Normalization strips: whitespace, apostrophes/quotes (', ', `), common punctuation (*, ✓, ,, 、, :, (), 【】 etc.), then lowercases.
Example terminal output
========================================================================
OCR BENCHMARK RESULTS
========================================================================
# Model Score Details
------------------------------------------------------------------------
🥇 Gemini 3.1 Pro 98.7% Image001: 99% | Image002: 98%
🥈 Claude Opus 4.6 88.3% Image001: 90% | Image002: 87%
🥉 Claude Sonnet 4.6 85.1% Image001: 86% | Image002: 84%
4. Gemini 3.1 Flash-Lite 82.0% ...
========================================================================
📄 Image001
──────────────────────────────────────────────────────────────────────
┌─ Claude Opus 4.6 (90.0%)
│ ✅ EXACT │ 小胡鸭
│ 🟡 CLOSE │ GT: Sam's Coffee
│ │ Got: Sams Coffee [dist=2]
│ 🟠 PARTIAL │ GT: 浓郁香气
│ │ Got: 浓都香气 [dist=1]
│ ❌ MISS │ GT: 净含量580克
│ ⚠️ EXTRA lines (1):
│ + "Product of China"
└──────────────────────────────────────────────────────────────────────
Output Files
Each OCR run produces {image}.{model}.json:
{
"text_extracted": ["line1", "line2", ...],
"brand": "...",
"product_name": "...",
"net_weight": "...",
"ingredients": ["..."],
"other_fields": {},
"model": "Claude Opus 4.6",
"model_key": "opus",
"latency_seconds": 23.5,
"input_tokens": 800,
"output_tokens": 500
}
Scoring produces scores.json with per-image, per-line, per-model results.

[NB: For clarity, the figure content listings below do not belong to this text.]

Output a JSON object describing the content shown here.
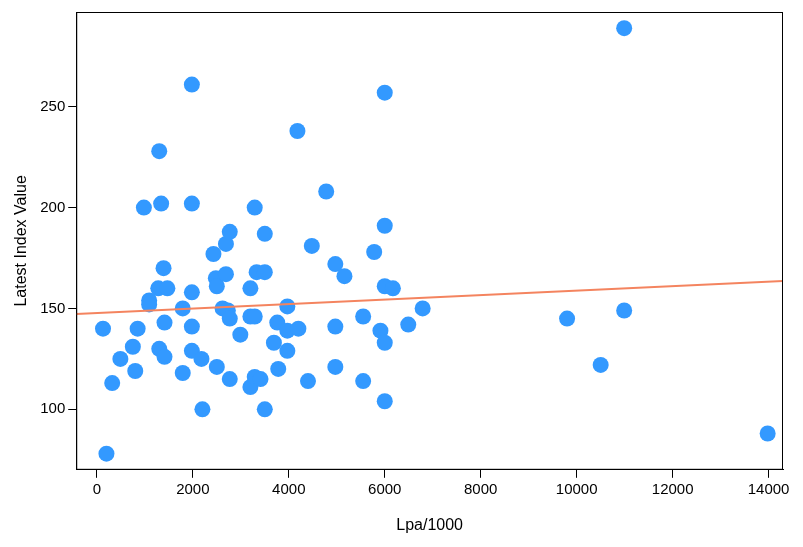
{
  "chart_data": {
    "type": "scatter",
    "x_label": "Lpa/1000",
    "y_label": "Latest Index Value",
    "xlim": [
      -430,
      14300
    ],
    "ylim": [
      70,
      297
    ],
    "xticks": [
      0,
      2000,
      4000,
      6000,
      8000,
      10000,
      12000,
      14000
    ],
    "yticks": [
      100,
      150,
      200,
      250
    ],
    "grid": false,
    "series": [
      {
        "type": "scatter",
        "color": "#3399ff",
        "marker": "circle",
        "x": [
          128,
          200,
          320,
          490,
          750,
          800,
          850,
          980,
          1090,
          1090,
          1280,
          1300,
          1300,
          1340,
          1390,
          1410,
          1410,
          1470,
          1790,
          1790,
          1980,
          1980,
          1980,
          1980,
          1980,
          2180,
          2200,
          2430,
          2480,
          2500,
          2500,
          2620,
          2690,
          2690,
          2730,
          2770,
          2770,
          2770,
          2990,
          3200,
          3200,
          3200,
          3290,
          3290,
          3290,
          3330,
          3410,
          3500,
          3500,
          3500,
          3690,
          3760,
          3780,
          3970,
          3970,
          3970,
          4180,
          4200,
          4400,
          4480,
          4780,
          4970,
          4970,
          4970,
          5160,
          5550,
          5550,
          5780,
          5910,
          6000,
          6000,
          6000,
          6000,
          6000,
          6170,
          6490,
          6790,
          9800,
          10500,
          10990,
          10990,
          13980
        ],
        "values": [
          140,
          78,
          113,
          125,
          131,
          119,
          140,
          200,
          154,
          152,
          160,
          228,
          130,
          202,
          170,
          143,
          126,
          160,
          150,
          118,
          261,
          202,
          158,
          141,
          129,
          125,
          100,
          177,
          165,
          161,
          121,
          150,
          182,
          167,
          149,
          188,
          145,
          115,
          137,
          160,
          146,
          111,
          200,
          146,
          116,
          168,
          115,
          187,
          168,
          100,
          133,
          143,
          120,
          151,
          139,
          129,
          238,
          140,
          114,
          181,
          208,
          172,
          141,
          121,
          166,
          146,
          114,
          178,
          139,
          257,
          191,
          161,
          133,
          104,
          160,
          142,
          150,
          145,
          122,
          289,
          149,
          88
        ]
      },
      {
        "type": "line",
        "color": "#f4845f",
        "line_style": "solid",
        "x": [
          -430,
          14300
        ],
        "values": [
          147.3,
          163.6
        ]
      }
    ]
  }
}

Key Findings (2026-03, product packaging)
Human-verified ranking:
- Gemini 3.1 Pro (98.7%) — Best accuracy, ~$0.006/image
- Claude Opus 4.6 (92.3%) — High accuracy; occasional missed details
- Gemini 3.1 Flash (89.7%) — Best speed/cost ratio, 9.7s
- Claude Sonnet 4.6 (88.5%) — Stable structured output
- PaddleOCR (67.9%) — Free, character errors on packaging
- Claude Haiku 4.5 (42.3%) — Poor Chinese OCR
Lesson: Never assume any model is ground truth. Human verification is essential.